僕は海を眺めることの出来る窓際の席に座り、外に視線を向けていた。

外を眺めるだけでも時間は過ぎる…そのとき

「前、いいかな」
「え、あ、はいっ」
前の席に、女の子が座った。
長い黒髪が綺麗な、可愛い子だった。

「御坂くんだっけ」
「え、あ、う、うん」
…半年前のあの出来事が尾を引いているせいか、女の子相手にうまく喋ることができない。
「私、古沢澪。よろしくね」

古沢さんは、ニコッと微笑んだ。
…可愛い。

「御坂くんは、ここに来てどれくらいなの?」
「今日で3日目かな」
「寮に住んでる?」
寮…そういえば、初日の説明会のときに、ここで寮生活をする子もいるって話を聞いたっけ。
「えっと、母さんの実家がこの近くにあって」
「あ、そうなんだ」

「古沢さんは寮に住んでるんだ」
「うん…あ、私のことは澪でいいよ」
…そう言われても、同年代でも女子を名前で呼ぶことなんてなかったから…

「あ、御坂くんって、いくつ?」
「16、だけど」
「同い年なんだぁ」
僕も驚いた。大人っぽいから年上だと思ってた。

…こんなにも可愛くて、優しくて、気さくな女の子の古…いや、澪さんにも、心の傷があるんだな…

「どうかした?ボーっとしちゃって」
「あ、い、いや…ふ、いや、澪さんって、どうしてここに…」
「ふふ、見えないよね、そんな風に。
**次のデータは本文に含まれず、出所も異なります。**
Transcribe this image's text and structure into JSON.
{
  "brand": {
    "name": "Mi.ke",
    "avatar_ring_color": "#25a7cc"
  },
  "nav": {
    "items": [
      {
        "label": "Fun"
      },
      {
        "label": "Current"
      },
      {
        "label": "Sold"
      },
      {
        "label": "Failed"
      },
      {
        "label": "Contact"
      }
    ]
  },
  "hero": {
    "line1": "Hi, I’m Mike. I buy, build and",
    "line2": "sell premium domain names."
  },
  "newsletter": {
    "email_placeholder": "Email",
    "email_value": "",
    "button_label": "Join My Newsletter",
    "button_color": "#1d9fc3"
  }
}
でも、結構辛かったんだよね」
やっぱり、誰にでも、悩みはあるんだな。

「私ね、これでも、子役で、テレビに結構出てたんだけどね」
そう言って、澪さんはドラマのタイトルやCMのフレーズを教えてくれた。
…僕も良く知ってるものばかりだった。


「すごい、有名人だったんだね」
「まあね」
澪さんはあっさりと言う。

「でも、いいことばかりじゃなかった」
澪さんは語りだす。
「母がマネージャーの代わりだったんだけど、スケジュールがきつくて倒れそうになったり、やりたくないグラビアの仕事が入ってきたり、お金は母が全部管理していたから欲しいものもなかなか買ってもらえなかった。学校では、私を冷たい目で見る人たちが多くて…結局全部辞めた」
澪さんは、窓の外の海を眺めて、言った。